4. Dyspareunia and Sexual Health
Dyspareunia is the most common sexual health symptom of endometriosis. It is considered a form of female sexual dysfunction (FSD) and can take various forms, including decreased sexual desire, sexual aversion, disturbances in the course of excitement, orgasmic disorders, dyspareunia, and fear of vaginal penetration or vaginismus. FSD is common and can involve one, several, or all stages of sexual reaction (i.e., desire, excitement, orgasm, and relaxation).
While it is normal to experience pleasure and satisfaction during sexual intercourse, many patients report experiencing pain, humiliation, fear of sexual abuse, or objective treatment. Pain is sometimes a barrier to achieving complete sexual satisfaction. This pain may be acute, chronic, or recur in the genitals or small pelvis before, during, or after sexual intercourse. Experiencing pain at the beginning of intercourse may condition the individual to expect pain with each subsequent sexual contact. Usually, the pain increases with the intensity and duration of intercourse. This pain often reduces pleasure during the lead up to sex. When sex is associated with pain there is an increase in unpleasant sensations and a decrease in pleasurable sensations.

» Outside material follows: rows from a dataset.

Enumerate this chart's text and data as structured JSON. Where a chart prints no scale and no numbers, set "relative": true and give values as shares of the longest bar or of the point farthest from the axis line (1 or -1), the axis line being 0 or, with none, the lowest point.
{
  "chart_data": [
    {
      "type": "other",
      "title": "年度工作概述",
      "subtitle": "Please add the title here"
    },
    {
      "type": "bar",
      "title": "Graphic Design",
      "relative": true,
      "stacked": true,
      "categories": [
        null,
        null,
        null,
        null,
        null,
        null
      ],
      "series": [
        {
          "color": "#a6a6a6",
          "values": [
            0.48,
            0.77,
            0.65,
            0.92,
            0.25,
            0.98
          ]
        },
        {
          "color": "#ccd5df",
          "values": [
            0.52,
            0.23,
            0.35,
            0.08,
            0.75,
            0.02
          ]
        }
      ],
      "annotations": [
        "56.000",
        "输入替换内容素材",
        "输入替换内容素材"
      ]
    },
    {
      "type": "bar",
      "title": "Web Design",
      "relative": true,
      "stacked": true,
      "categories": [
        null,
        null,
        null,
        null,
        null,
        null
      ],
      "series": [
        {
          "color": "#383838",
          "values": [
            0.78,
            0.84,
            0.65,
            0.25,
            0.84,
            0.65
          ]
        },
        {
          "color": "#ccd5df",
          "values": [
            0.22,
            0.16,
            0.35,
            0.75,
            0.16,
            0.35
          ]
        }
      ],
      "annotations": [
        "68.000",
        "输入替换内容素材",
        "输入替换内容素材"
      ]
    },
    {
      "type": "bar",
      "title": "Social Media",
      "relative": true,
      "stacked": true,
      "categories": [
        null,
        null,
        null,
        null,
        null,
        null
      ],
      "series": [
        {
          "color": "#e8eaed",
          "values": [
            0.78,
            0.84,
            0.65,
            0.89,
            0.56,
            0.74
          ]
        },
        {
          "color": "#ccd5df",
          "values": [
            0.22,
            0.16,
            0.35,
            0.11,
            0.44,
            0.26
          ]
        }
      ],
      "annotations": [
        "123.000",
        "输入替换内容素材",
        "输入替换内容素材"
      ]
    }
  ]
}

Sexual pain, at any age, can lead an individual to avoid sexual contact and may affect the sex partner. Some partners may feel comfortable forming non-sexual relationships, but experience fear and aversion when asked to assume the role of lover. Sex partners can become conditioned to avoid any activity temporally related to painful intercourse.

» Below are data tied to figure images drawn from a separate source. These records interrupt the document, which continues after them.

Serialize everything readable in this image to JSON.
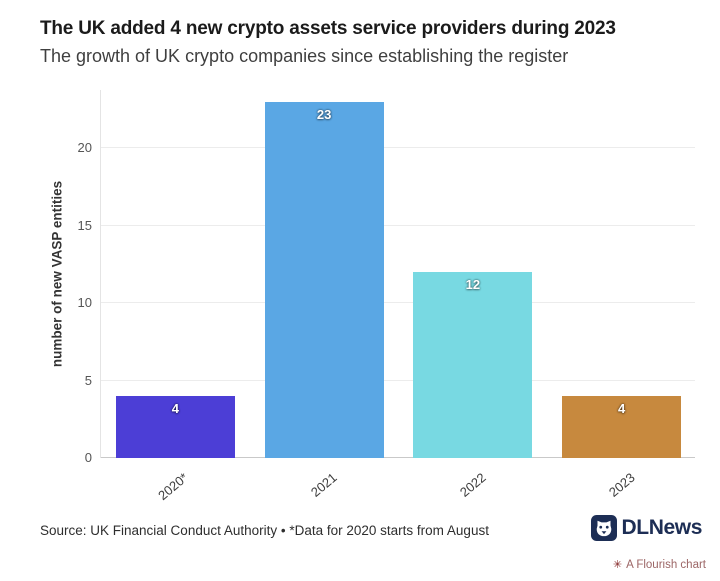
{
  "header": {
    "title": "The UK added 4 new crypto assets service providers during 2023",
    "subtitle": "The growth of UK crypto companies since establishing the register"
  },
  "chart_data": {
    "type": "bar",
    "title": "The UK added 4 new crypto assets service providers during 2023",
    "subtitle": "The growth of UK crypto companies since establishing the register",
    "categories": [
      "2020*",
      "2021",
      "2022",
      "2023"
    ],
    "values": [
      4,
      23,
      12,
      4
    ],
    "value_labels": [
      "4",
      "23",
      "12",
      "4"
    ],
    "bar_colors": [
      "#4c3ed6",
      "#5aa7e4",
      "#78d9e2",
      "#c7893e"
    ],
    "xlabel": "",
    "ylabel": "number of new VASP entities",
    "yticks": [
      0,
      5,
      10,
      15,
      20
    ],
    "ytick_labels": [
      "0",
      "5",
      "10",
      "15",
      "20"
    ],
    "ylim": [
      0,
      23.75
    ],
    "grid": "horizontal",
    "legend": "none"
  },
  "footer": {
    "source": "Source: UK Financial Conduct Authority • *Data for 2020 starts from August",
    "logo_text": "DLNews",
    "attribution": "A Flourish chart",
    "attribution_icon": "✳"
  },
  "colors": {
    "title_text": "#1b1b1b",
    "subtitle_text": "#3f3f3f",
    "logo_navy": "#1d2e55",
    "flourish_red": "#7e1d1d",
    "gridline": "#ececec",
    "baseline": "#c9c9c9"
  }
}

Dyspareunia refers to genital pain before, during, or immediately after intercourse. Although this condition can affect both sexes, it is much more common in females. Cross-sectional epidemiological studies by Danielsson et al., which focused on sexually active Swedish females, found a prevalence of 13%. Dyspareunia was reported twice as frequently by young females (20–29 years old) compared to older (50–60 years old) females. Dyspareunia involves pain associated with sexual intercourse, without shrinkage of the vulva and vagina, and is different from vaginismus, which prevents penetration.

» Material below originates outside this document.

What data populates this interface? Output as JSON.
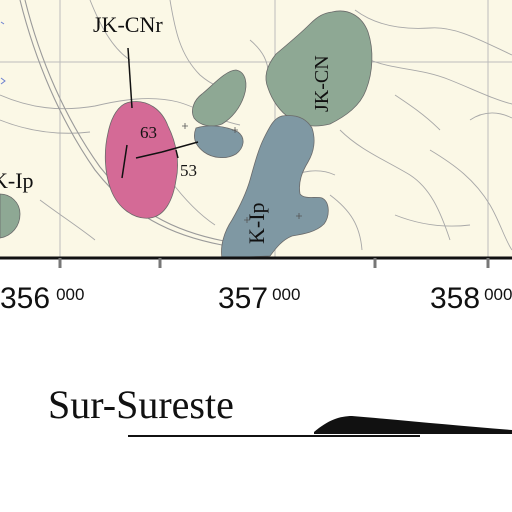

Dyspareunia can be classified according to its physical location. (1) Superficial (shallow) dyspareunia is localized to the vestibule of the vagina; (2) deep dyspareunia involves the vaginal vault; and (3) generalized dyspareunia encompasses the entire vagina. Dyspareunia can also be characterized according to chronology. (1) Primary dyspareunia appears at the first sexual contact, whereas (2) secondary dyspareunia occurs as a result of some other activity (which can sometimes be revealed by a well-conducted interview). Dyspareunia can also be classified according to its relationship to time during intercourse. (1) Early dyspareunia manifests at the beginning of intercourse and disappears after its completion, whereas (2) late dyspareunia occurs at the end of intercourse, or even a few hours later.